Birbirini ahenkle izleyen rengarenk desenler, kıvrımlı ve bir o kadar grotesk hatlar ve gizemini yüzyıllardır koruyan klasik niteliğindeki mimari yapılar… Barselona’yı İspanya’daki diğer şehirlerden ayıran en büyük özelliklerinden biri, işte bu uzun tasviri virgülünden noktasına dek hak eden görkemli yapıları. Kent dokusu ve karakterini var etmenin yanı sıra; geleceğin mühendisleri, sanatçıları, tasarımcıları ve mimarları için bir ödev niteliğinde olan bu yapılar, günümüzde dahi olarak anılacağından habersiz olan Gaudi tarafından tasarlandı. Peki, bu eşsiz yapıların temelinde yer alan yaratıcı düşüncenin ilham kaynağı ne?
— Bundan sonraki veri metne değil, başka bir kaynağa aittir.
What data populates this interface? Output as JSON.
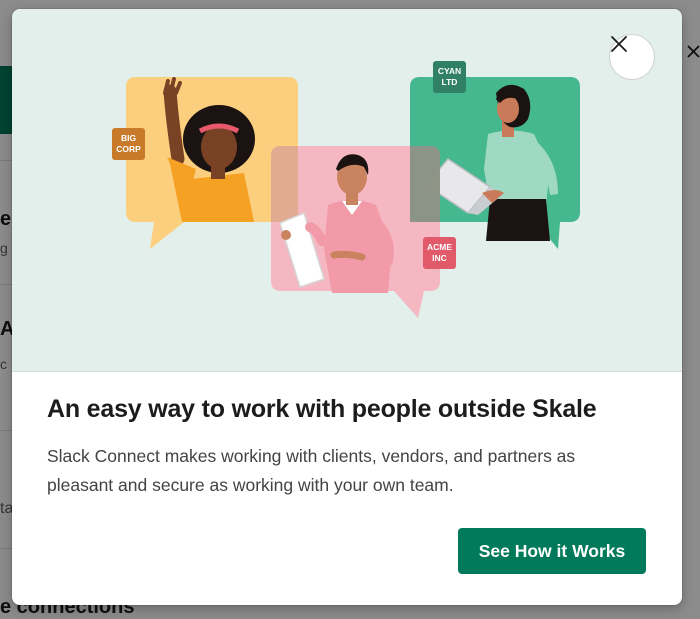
{
  "modal": {
    "headline": "An easy way to work with people outside Skale",
    "description": "Slack Connect makes working with clients, vendors, and partners as pleasant and secure as working with your own team.",
    "cta_label": "See How it Works",
    "close_icon": "close-icon"
  },
  "illustration": {
    "tags": [
      {
        "line1": "BIG",
        "line2": "CORP",
        "color": "#c8792a"
      },
      {
        "line1": "CYAN",
        "line2": "LTD",
        "color": "#2f8064"
      },
      {
        "line1": "ACME",
        "line2": "INC",
        "color": "#e05a6a"
      }
    ]
  },
  "background": {
    "frag1": "e",
    "frag2": "g",
    "frag3": "A",
    "frag4": "c",
    "frag5": "ta",
    "bottom_text": "e connections"
  },
  "colors": {
    "accent": "#007a5a",
    "hero_bg": "#e3efea",
    "yellow_bubble": "#fbcf7e",
    "green_bubble": "#45b88f",
    "pink_bubble": "#f5b3c0"
  }
}
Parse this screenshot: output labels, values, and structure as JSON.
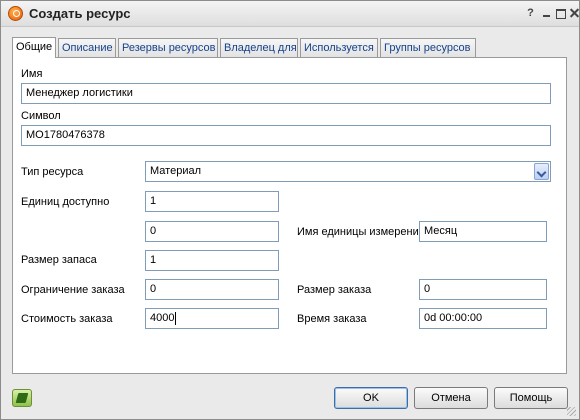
{
  "window": {
    "title": "Создать ресурс",
    "accent": "#e8580c"
  },
  "tabs": [
    {
      "label": "Общие",
      "active": true
    },
    {
      "label": "Описание",
      "active": false
    },
    {
      "label": "Резервы ресурсов",
      "active": false
    },
    {
      "label": "Владелец для",
      "active": false
    },
    {
      "label": "Используется",
      "active": false
    },
    {
      "label": "Группы ресурсов",
      "active": false
    }
  ],
  "form": {
    "name": {
      "label": "Имя",
      "value": "Менеджер логистики"
    },
    "symbol": {
      "label": "Символ",
      "value": "MO1780476378"
    },
    "resource_type": {
      "label": "Тип ресурса",
      "value": "Материал"
    },
    "units_available": {
      "label": "Единиц доступно",
      "value": "1",
      "value2": "0"
    },
    "unit_name": {
      "label": "Имя единицы измерения",
      "value": "Месяц"
    },
    "stock_size": {
      "label": "Размер запаса",
      "value": "1"
    },
    "order_limit": {
      "label": "Ограничение заказа",
      "value": "0"
    },
    "order_size": {
      "label": "Размер заказа",
      "value": "0"
    },
    "order_cost": {
      "label": "Стоимость заказа",
      "value": "4000"
    },
    "order_time": {
      "label": "Время заказа",
      "value": "0d 00:00:00"
    }
  },
  "buttons": {
    "ok": "OK",
    "cancel": "Отмена",
    "help": "Помощь"
  },
  "icons": {
    "app": "app-logo-icon",
    "footer": "book-icon"
  }
}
Gaudi günümüzde neden bir dahi olarak görülüyor? Gaudi’nin yapıları Barselona için ne anlama geliyor? Sorular fazla olsa da cevaplar çok daha kısa olacak. Hazırsanız başlayalım…
Esin Kaynağı: Doğa
Gaudi yapılarının ana çıkış noktası olan Art Nouveau; endüstri devrimiyle beraber gelişen ve temel olarak kabul edilen mutlak mimari değerlere doğrudan karşı çıkmasıyla büyük ilgi görür. Art Nouveau akımının en etkileyici yanı; tasarımlarında, çiçek sapları, tomurcuklar, asma dalları, böcek kanatları gibi kıvrımlı ve doğadan ilham alan, tamamen doğal öğeler kullanmasıdır. Doğa ve hayal gücünün senteziyle ortaya çıkan bu eserler, izleyicisinin zihninde adeta fantastik bir dünyada gezintiye çıktığı hissini uyandırıyor. Demir, cam, seramik ve tuğla işçiliği ile yapılmış sütunların ve kirişlerin yayılan dallar ve kalın sarmaşıklar haline gelen pencereler ise bu hissi güçlendiriyor.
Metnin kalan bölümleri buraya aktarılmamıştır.